Ultimately, this is a story of a man fighting against the forces of conformity, as Arthur desperately tries to remain his own man. Everyone wants him to change, and even if some of the things that happen in the book are in his own mind, he clings to a dream when a lesser (or, perhaps, saner) man would have given up on them. He falls for Julie, who's the daughter of one of the couples living on "his" land, and their relationship is bumpy, to say the least. Julie is a bit crazy, too, in a different way than Arthur. She has what we might categorize as Tourette's, with no internal filters to stop her from saying whatever's on her mind or doing whatever's on her mind. Arthur's behavior is the polar opposite of Julie's, as he keeps everything inside him. This provides the very odd climax of the book, at which their personalities have switched places, to a degree. Julie believes in nothing, while Arthur believes in everything, so when they're on a row boat, about to escape from their pasts, suddenly things are different for both of them. The final image of the book, a surreal summation of events in the book, becomes a comment on what men will do to change their lives. It's not a particularly happy ending, but it is a logical ending.

The one thing you must deal with as you commence reading the book is that, even with a fairly standard narrative, Forest writes oddly. Apparitions appear for no reason. The scene shifts quickly in the middle of a page with no narrative tags to show it. Julie and Arthur often appear to be saying simply what's on their minds and not actually talking to each other. Julie's frankness about nudity and sex is unusually disconcerting (not because she likes sex and being naked, but because of the way she's so aggressive about it, especially in public). There's a strange, detached tone to the book, so even when serious things are occurring, Forest presents it absurdly, making it difficult to penetrate the author's intent (if, indeed, he had any). It's a complex work that keeps the reader at arm's length, which makes it hard to love.

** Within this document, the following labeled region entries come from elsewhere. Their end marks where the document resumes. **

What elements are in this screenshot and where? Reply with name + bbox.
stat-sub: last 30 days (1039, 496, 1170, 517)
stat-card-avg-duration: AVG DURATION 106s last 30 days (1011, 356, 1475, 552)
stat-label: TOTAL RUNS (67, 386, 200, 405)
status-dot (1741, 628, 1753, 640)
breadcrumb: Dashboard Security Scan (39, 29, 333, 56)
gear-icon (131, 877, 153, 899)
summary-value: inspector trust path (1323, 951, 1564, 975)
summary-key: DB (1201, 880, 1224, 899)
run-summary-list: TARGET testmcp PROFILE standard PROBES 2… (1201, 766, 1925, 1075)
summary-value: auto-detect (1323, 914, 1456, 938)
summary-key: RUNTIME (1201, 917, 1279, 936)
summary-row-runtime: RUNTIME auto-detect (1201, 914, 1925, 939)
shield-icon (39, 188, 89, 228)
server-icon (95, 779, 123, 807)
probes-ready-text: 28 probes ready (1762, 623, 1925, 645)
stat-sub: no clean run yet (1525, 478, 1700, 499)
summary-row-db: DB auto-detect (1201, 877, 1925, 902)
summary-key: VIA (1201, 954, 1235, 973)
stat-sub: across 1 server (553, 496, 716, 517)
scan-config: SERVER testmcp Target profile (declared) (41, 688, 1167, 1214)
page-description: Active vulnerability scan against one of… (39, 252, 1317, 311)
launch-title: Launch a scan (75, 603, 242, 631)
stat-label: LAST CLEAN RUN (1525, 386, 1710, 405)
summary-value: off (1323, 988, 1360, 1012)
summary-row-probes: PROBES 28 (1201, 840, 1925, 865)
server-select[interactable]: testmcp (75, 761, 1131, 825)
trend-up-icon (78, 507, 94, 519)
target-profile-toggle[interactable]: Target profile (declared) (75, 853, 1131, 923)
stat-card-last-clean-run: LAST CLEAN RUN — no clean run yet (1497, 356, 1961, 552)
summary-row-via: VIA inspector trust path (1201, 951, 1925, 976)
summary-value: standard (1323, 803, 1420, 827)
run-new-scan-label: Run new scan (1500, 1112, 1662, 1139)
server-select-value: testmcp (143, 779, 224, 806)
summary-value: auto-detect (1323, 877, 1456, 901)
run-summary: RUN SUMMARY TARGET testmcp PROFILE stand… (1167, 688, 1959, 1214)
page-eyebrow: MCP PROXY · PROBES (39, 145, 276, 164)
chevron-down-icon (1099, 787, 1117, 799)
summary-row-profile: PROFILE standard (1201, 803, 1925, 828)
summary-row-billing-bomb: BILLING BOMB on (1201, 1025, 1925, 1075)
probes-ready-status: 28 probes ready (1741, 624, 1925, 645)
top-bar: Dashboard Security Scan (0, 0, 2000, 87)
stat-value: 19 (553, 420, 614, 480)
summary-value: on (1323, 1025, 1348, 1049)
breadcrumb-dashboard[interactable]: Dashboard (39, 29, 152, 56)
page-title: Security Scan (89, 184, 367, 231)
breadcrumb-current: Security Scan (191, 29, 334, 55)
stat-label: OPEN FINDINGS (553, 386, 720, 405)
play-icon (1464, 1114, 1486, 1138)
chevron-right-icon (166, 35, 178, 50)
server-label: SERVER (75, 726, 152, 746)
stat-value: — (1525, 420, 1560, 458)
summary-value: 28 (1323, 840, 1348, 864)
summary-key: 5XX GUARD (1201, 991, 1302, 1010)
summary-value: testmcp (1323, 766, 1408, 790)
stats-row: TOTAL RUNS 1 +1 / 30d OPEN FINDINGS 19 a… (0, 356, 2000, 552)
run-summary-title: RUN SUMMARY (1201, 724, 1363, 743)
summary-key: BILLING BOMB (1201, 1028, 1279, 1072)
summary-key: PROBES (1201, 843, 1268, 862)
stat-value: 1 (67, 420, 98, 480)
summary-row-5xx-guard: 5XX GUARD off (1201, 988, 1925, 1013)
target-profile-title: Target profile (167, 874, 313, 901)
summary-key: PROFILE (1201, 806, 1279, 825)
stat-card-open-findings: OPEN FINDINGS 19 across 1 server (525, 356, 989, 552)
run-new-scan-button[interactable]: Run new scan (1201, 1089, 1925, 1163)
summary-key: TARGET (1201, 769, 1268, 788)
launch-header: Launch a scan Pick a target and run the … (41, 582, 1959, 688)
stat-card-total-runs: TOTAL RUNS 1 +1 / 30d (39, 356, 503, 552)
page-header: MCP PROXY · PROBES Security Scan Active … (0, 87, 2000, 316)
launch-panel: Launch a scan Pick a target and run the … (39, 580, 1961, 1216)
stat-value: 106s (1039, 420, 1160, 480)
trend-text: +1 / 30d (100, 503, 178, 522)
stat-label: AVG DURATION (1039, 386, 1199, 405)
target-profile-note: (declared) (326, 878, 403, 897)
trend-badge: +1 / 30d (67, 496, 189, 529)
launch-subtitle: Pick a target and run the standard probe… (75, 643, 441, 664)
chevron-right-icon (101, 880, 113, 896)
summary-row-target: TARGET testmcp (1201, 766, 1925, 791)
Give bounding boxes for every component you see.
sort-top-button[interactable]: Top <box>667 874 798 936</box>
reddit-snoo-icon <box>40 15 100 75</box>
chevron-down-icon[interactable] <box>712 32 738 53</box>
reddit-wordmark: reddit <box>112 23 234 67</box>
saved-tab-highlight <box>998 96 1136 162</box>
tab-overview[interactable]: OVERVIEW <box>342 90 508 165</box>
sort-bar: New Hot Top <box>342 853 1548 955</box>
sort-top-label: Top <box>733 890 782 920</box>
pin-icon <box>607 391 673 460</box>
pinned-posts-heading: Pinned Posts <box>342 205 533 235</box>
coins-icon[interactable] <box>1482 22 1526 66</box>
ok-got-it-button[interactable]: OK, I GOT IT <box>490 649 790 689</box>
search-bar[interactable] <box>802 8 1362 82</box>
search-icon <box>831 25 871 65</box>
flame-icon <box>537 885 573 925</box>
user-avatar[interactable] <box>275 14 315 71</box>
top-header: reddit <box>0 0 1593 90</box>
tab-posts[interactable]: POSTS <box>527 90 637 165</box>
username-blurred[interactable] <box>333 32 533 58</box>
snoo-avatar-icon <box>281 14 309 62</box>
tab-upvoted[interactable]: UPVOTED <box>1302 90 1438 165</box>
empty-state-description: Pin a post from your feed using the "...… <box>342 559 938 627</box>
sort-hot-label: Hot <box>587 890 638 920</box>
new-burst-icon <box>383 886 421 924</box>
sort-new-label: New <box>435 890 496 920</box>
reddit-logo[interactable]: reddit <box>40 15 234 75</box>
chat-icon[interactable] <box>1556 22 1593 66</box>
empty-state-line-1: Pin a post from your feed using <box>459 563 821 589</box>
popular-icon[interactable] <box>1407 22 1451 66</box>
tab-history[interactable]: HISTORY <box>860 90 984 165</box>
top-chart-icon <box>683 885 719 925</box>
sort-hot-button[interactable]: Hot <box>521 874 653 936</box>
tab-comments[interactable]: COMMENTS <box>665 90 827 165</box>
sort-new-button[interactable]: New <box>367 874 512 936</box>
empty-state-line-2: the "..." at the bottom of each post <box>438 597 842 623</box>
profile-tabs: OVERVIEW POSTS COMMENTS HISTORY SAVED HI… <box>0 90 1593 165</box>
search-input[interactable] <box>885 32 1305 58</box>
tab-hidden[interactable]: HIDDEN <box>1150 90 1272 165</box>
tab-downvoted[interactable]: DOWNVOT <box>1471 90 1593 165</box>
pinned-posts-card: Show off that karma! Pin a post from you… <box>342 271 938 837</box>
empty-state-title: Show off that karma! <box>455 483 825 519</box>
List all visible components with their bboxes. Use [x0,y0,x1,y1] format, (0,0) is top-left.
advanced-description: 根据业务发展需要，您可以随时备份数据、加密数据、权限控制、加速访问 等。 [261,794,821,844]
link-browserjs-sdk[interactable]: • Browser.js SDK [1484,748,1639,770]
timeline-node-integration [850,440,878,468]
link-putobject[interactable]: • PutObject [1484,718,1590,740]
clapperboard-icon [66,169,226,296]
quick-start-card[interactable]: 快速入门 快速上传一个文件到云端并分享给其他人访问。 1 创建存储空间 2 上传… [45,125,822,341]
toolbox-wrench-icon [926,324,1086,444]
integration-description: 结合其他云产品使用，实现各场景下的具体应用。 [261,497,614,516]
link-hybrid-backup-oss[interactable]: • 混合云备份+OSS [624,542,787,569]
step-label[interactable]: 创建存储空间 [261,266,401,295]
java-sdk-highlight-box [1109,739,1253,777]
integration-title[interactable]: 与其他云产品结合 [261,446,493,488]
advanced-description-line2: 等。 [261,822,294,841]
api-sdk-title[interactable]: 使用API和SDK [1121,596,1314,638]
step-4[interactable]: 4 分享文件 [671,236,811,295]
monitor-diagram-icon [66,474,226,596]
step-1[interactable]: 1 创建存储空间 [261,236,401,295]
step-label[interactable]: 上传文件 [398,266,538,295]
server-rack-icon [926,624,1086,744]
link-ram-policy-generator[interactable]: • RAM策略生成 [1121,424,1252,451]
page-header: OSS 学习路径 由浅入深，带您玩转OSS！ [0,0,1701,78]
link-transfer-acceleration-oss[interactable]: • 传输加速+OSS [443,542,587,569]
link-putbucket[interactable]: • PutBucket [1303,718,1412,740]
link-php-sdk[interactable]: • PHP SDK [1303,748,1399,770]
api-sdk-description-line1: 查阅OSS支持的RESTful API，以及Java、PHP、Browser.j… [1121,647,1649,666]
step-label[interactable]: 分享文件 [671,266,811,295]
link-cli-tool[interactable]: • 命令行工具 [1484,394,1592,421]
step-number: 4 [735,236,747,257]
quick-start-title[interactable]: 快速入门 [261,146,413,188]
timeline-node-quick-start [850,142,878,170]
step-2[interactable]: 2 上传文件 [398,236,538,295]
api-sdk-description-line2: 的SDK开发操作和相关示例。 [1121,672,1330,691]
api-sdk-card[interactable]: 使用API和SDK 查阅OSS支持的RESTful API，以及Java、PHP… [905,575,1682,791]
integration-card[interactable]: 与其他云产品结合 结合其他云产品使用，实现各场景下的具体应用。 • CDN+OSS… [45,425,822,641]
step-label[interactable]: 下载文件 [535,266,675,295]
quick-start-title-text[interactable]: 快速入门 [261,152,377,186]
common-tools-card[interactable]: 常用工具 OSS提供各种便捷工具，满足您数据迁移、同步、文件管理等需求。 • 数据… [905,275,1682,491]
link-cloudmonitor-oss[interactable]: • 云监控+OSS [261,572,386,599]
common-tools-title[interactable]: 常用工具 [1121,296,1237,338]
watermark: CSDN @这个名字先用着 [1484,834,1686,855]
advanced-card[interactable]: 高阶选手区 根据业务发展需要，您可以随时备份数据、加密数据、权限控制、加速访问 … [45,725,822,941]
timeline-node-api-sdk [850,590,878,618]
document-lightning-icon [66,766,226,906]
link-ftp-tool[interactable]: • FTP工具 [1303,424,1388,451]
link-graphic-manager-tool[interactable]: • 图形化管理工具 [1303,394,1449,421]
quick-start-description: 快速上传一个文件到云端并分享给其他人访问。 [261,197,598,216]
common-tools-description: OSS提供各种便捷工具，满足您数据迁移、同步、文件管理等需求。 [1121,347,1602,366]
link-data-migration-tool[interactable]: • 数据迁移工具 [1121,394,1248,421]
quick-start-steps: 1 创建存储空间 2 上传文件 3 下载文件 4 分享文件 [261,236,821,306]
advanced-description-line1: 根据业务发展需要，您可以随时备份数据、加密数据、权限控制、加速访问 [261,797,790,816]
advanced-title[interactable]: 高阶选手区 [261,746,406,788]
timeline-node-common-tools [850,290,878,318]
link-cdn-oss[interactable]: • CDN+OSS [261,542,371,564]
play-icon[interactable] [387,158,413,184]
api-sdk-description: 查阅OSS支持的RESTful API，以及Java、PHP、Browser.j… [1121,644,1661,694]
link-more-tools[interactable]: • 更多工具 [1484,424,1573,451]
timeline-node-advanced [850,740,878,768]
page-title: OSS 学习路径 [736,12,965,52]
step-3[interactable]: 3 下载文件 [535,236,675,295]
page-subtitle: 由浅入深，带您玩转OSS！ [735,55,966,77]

Tardi, however, is stunning. The strange world of Mornemont and its walls are fully realized, with astonishing detail that makes Arthur's desires even more concrete. The warren of homes and barriers along which Arthur runs provide a surreal backdrop for Arthur's fantasies, which Tardi simply places in the panels with no preamble, integrating the hallucinations so well into the "real" that they occasionally catch us off guard. It's a beautiful evocation of how Arthur sees the world. The stolid governmental world crashes against the private lives of the politicians, a theater of fluid sexuality and vice. At the end of the book, Tardi turns the tenants of Mornemont into costumed caricatures, medieval archetypes, and fools, who attack Arthur's home because they're tired of his lawsuit. Tardi pulls out all the stops, with the army moving in and the homeowners turning riotous and the two worlds crashing together. The absurdity of Forest's script is brought to amazing life, from Arthur's odd gatekeeper outfit to Julie's unabashed sexuality - at one point she sucks her thumb, and it's a creepily erotic sight. It's a tremendous work of art, heightening the weirdness of the narrative very well.

I would recommend You Are There because it's a thoughtful look at the pressure of conformity and what drives a man mad. But it is a difficult comic, because Forest isn't interested in making too much sense, even though it's fairly easy to figure out "what happens." Tardi is fantastic and makes the book even wackier, which isn't a bad thing. I have to warn you about it, but it's definitely worth a look.